Spencer: No, that was Jesus.  (Spencer went on to give out more information with all the superior understanding a third grader can muster.  He ended with this. . .)
He was preaching and someone came in his house and shot him.

Abby:  From behind?

Spencer:  Yes.

Abby:  Then he just fell to the ground.

Spencer:  KK, you know there were other people who got assassinated?  Abraham Lincoln.  John F. Kennedy

Abby:  Abraham Lincoln was shot in a theatre.  How was John F. Kennedy killed?

KK: In a parade.

They proceeded to start talking over the top of one another.  Each one needed to explain some additional element they had learned surrounding that time and the topic.  Can't make this stuff up!

Here's a shout out to the teachers helping our little ones sift through the realities of history.  And to the parents who make sure their babies can discuss the Bible as well as historical matters with the same certainty.

The next time I post, I want to share some fun pictures with you from our grandparent adventure this weekend.  John and Joy went out of town for two days to celebrate their twelfth wedding anniversary.  We split up care of the children with the other two sisters.  Frank and I took the supper / bedtime/ lunch shift.  Can't wait to share what a grand time we enjoyed.

Here's a teaser picture:

And just one more:

Trust me, there are stories attached to these two pictures that will make you smile at the very least and if you have a healthy funny bone, they may make you laugh out loud!

Hoping your week is Great!


  1. Great story of history told by the children.

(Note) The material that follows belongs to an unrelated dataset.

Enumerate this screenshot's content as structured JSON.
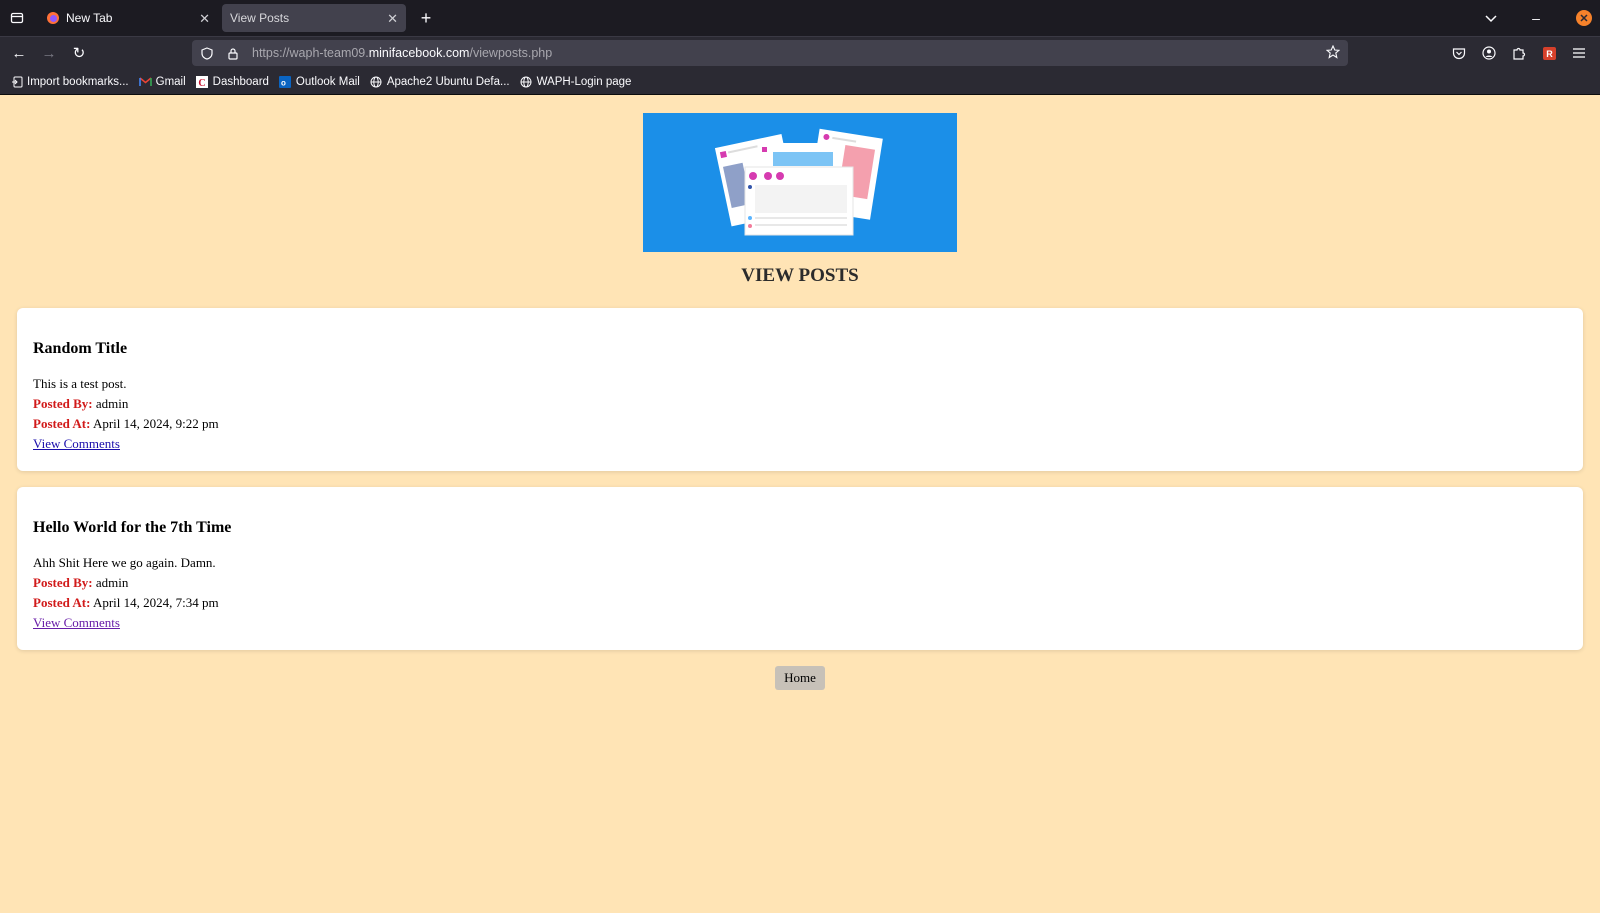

I think that our school's don't teach history as often as they should. I remember when I was still teaching and the kids thought we should not have to go to school on MLK Day. I told them Dr. King would have be so disappointed if students celebrated his birthday by a school holiday. Learning was most important to him. Looking forward to your stories from your babysitting days. The pot with the spaghetti in reminds me of something I have seen before in my own kitchen.

  2. Cathie, I love your response to those students! Yes, I agree. History should be a key segment of every child's education. Glad the spaghetti pot looks familiar. HA! Thanks for commenting.